Writers and photographers poured in from across the globe, some briefly joining our team before waltzing on. With tousled hair and cowboy boots, the lanky free-wheeling Charley Lanyon blew in from a dusty trip through Central Asia bringing us the dope on unpronounceable places like Kyrgystan. I tried to get him to change into clean polished shoes for meetings at the Mandarin, and failed.

Jakki Phillips, with her wild blonde locks, radiated energy and cheer and brought new discipline to the editorial desk. On weekends she kayaked and prepared for dragon boat events. Kate Springer was another breath of fresh air with an indefatigable pen. She took over from the earlier Philippa Young as our resident seeker and office conscience. We soon fell in line, saving paper, hugging pandas, drinking camel milk and so on. Good influences all.

We also had the pleasure of hosting some hugely talented young interns. Following the Napoleonic maxim: 'An army marches on its stomach,' the first young lad, Tejus Menon, was tasked with finding the cheapest burgers near the office. He succeeded brilliantly in his quest and our slender budget stretched through to another month. A fertile diaspora of cousins and others on the family tree (as well as curious neighbours) provided an endless supply of cheap labour to be shamelessly exploited. Much gratitude to my nieces Rubianka and Rahael who cheered up our office in Hong Kong, beavering away.
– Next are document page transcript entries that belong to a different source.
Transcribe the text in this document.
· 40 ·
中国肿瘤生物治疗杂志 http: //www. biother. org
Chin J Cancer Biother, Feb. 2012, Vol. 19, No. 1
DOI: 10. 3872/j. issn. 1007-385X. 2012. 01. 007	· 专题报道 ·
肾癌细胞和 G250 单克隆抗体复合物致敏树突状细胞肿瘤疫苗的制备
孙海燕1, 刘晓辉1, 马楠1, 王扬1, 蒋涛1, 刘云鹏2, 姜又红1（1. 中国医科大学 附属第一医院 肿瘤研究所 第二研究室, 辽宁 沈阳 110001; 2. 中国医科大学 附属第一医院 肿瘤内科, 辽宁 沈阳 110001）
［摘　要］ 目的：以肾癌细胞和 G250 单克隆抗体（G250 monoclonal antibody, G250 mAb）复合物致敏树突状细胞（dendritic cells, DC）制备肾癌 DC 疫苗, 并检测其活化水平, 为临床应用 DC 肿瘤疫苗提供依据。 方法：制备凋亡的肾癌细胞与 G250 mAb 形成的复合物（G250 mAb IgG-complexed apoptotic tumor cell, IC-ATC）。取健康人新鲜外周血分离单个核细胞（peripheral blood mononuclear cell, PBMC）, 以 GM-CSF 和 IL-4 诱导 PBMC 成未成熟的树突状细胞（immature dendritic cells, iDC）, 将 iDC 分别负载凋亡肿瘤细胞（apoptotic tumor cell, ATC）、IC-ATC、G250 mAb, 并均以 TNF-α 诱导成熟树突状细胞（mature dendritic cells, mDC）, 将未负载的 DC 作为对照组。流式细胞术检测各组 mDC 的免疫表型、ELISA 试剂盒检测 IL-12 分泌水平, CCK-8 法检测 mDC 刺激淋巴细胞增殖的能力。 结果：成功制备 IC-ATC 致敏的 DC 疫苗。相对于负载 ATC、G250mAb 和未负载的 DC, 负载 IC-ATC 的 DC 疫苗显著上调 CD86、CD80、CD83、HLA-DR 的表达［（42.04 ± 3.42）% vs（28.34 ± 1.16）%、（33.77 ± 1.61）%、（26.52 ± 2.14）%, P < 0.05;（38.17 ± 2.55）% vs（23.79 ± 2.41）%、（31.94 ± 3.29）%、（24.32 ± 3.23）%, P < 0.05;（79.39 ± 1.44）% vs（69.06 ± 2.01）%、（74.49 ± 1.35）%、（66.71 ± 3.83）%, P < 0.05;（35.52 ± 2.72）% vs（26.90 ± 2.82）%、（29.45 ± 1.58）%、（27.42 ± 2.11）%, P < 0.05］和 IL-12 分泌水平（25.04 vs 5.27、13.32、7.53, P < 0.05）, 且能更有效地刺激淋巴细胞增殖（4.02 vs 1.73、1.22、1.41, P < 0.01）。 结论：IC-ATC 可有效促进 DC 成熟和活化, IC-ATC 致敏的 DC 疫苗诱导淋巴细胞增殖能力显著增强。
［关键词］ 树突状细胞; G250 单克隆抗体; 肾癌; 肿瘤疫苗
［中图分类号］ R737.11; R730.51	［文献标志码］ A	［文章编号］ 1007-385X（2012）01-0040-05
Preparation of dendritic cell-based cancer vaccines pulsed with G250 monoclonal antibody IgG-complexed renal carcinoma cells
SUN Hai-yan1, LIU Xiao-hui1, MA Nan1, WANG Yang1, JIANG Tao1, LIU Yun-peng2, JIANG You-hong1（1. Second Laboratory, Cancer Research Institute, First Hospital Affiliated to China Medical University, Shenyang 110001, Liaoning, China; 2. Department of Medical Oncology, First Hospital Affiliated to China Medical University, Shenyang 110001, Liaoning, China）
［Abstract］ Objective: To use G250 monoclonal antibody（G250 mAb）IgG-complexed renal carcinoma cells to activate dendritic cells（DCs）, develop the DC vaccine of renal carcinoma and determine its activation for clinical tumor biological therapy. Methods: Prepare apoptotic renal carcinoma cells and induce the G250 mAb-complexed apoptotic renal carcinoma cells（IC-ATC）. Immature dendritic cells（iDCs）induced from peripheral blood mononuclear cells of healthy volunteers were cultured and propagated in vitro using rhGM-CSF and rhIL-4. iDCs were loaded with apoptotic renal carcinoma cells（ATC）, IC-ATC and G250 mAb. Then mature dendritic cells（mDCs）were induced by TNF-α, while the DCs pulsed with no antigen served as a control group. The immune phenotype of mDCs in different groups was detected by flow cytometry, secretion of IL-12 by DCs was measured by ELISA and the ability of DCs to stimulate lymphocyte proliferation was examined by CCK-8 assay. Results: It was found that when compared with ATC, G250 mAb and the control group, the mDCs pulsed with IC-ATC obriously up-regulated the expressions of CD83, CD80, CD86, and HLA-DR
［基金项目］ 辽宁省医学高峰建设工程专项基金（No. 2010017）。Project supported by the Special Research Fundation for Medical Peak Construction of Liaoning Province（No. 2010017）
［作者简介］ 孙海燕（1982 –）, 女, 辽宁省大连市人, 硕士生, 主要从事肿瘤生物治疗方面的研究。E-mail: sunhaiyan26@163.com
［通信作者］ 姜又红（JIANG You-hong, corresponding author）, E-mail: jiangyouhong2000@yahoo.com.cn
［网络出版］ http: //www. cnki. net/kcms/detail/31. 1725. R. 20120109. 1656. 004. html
My son Kanishk also joined us for a while, enduring one memorable trip to Bali where his concussed father — having slipped and banged his head on a wet floor before passing out — floated incoherently through various meetings insisting, "The show must go on". Ron Nomura, the jovial tale-a-minute Grand Hyatt Bali sales mugwump dutifully pretended nothing was amiss and we watched a Balinese kecak dance, in the dark, which safely concealed a purple bloodshot eye.

In many ways, though, it was indeed a purple patch. As readership grew and advertisers started understanding our build-your-brand-and-stop-counting-clicks message, we abandoned burgers for delicious Chinese at the neighbourhood Lao Shanghai restaurant, a favourite till today. We checked hotel rooms for any boutique knee-knocking horrors, peered at the price of beer in the minibar, tested the WiFi, looked at electric socket placements, and checked the beaches at high and low tide. But, from Tokyo to New York, it was all work.

Much of my hair has shed over the years (visible on Google Earth) but we chug on. Happy New Year of the Rabbit.